No estudo de Millán, o BCI ajudou a impulsionar a aprendizagem no cérebro. Este ciclo de feedback entre o ser humano e a máquina é um elemento-chave dos BCIs, que pode permitir o controle direto da atividade cerebral. Os participantes podem aprender a ajustar seu foco mental para melhorar a saída do decodificador em tempo real.

Embora a maior parte da investigação se concentre na otimização dos dispositivos BCI e na melhoria do seu desempenho de codificação, “pouca atenção tem sido dada ao que realmente acontece no cérebro quando se usa a coisa”, diz Silvia Marchesotti, neuroengenheira da Universidade de Genebra, na Suíça.

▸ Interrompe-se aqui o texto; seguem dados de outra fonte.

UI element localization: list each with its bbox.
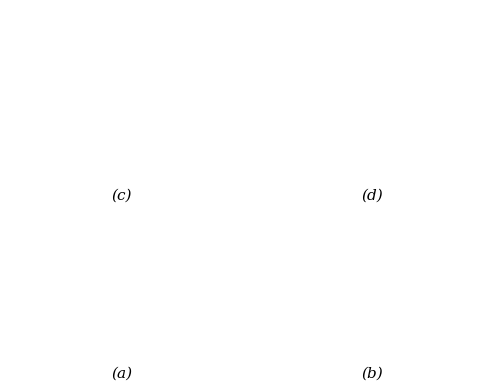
Text: (b): (b) bbox=[362, 367, 384, 381]
Text: (a): (a) bbox=[111, 367, 132, 381]
Text: (d): (d) bbox=[362, 189, 384, 203]
Text: (c): (c) bbox=[111, 189, 132, 203]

Marchesotti estuda como o cérebro muda quando as pessoas usam um BCI para geração de linguagem – olhando não apenas nas regiões onde o BCI está localizado, mas de forma mais ampla. A sua equipa descobriu que, quando 15 participantes saudáveis ​​foram treinados para controlar um BCI não invasivo durante 5 dias, a atividade cerebral aumentou em bandas de frequência conhecidas por serem importantes para a linguagem e tornou-se mais concentrada ao longo do tempo 12 .

Uma possível explicação poderia ser que o cérebro se torna mais eficiente no controle do dispositivo e requer menos recursos neurais para realizar as tarefas, diz Marchesotti.

Estudar como o cérebro se comporta durante o uso da BCI é um campo emergente, e os pesquisadores esperam que isso beneficie o usuário e melhore os sistemas BCI. Por exemplo, registrar a atividade cerebral permite aos cientistas detectar se eletrodos extras são necessários em outros locais de decodificação para melhorar a precisão.

Compreender mais sobre a organização do cérebro pode ajudar a construir decodificadores melhores e evitar que cometam erros. Em uma pré-impressão publicada no mês passado Ramsey e seus colegas mostraram que um decodificador de fala pode ficar confuso entre um usuário falar uma frase e ouvi-la. Eles implantaram BCIs no córtex sensório-motor ventral uma área comumente alvo de decodificação de fala em cinco pessoas submetidas a cirurgia de epilepsia. Eles descobriram que os padrões de atividade cerebral observados quando os participantes falavam um conjunto de frases se assemelhavam muito aos observados quando ouviam uma gravação das mesmas frases. Isto implica que um decodificador de fala pode não ser capaz de diferenciar entre palavras ouvidas e faladas ao tentar gerar fala.

O âmbito da investigação actual do BCI ainda é limitado, com ensaios a recrutar um número muito pequeno de participantes e a concentrar-se principalmente em regiões cerebrais envolvidas na função motora.

“Há pelo menos dez vezes mais pesquisadores trabalhando em BCIs do que pacientes que usam BCIs”, diz Herff.

Os pesquisadores valorizam as raras chances de registrar diretamente dos neurônios humanos, mas são motivados pela necessidade de restaurar a função e atender às necessidades médicas. “Isso é neurocirurgia”, diz Collinger. “Não deve ser encarado levianamente.”

Para Chang, o campo funciona naturalmente como uma mistura de descoberta e aplicação clínica. “É difícil para mim imaginar como seria a nossa pesquisa se estivéssemos apenas fazendo descobertas básicas ou apenas fazendo o trabalho da BCI sozinhos”, diz ele. “Parece que ambos são realmente essenciais para o avanço do campo.”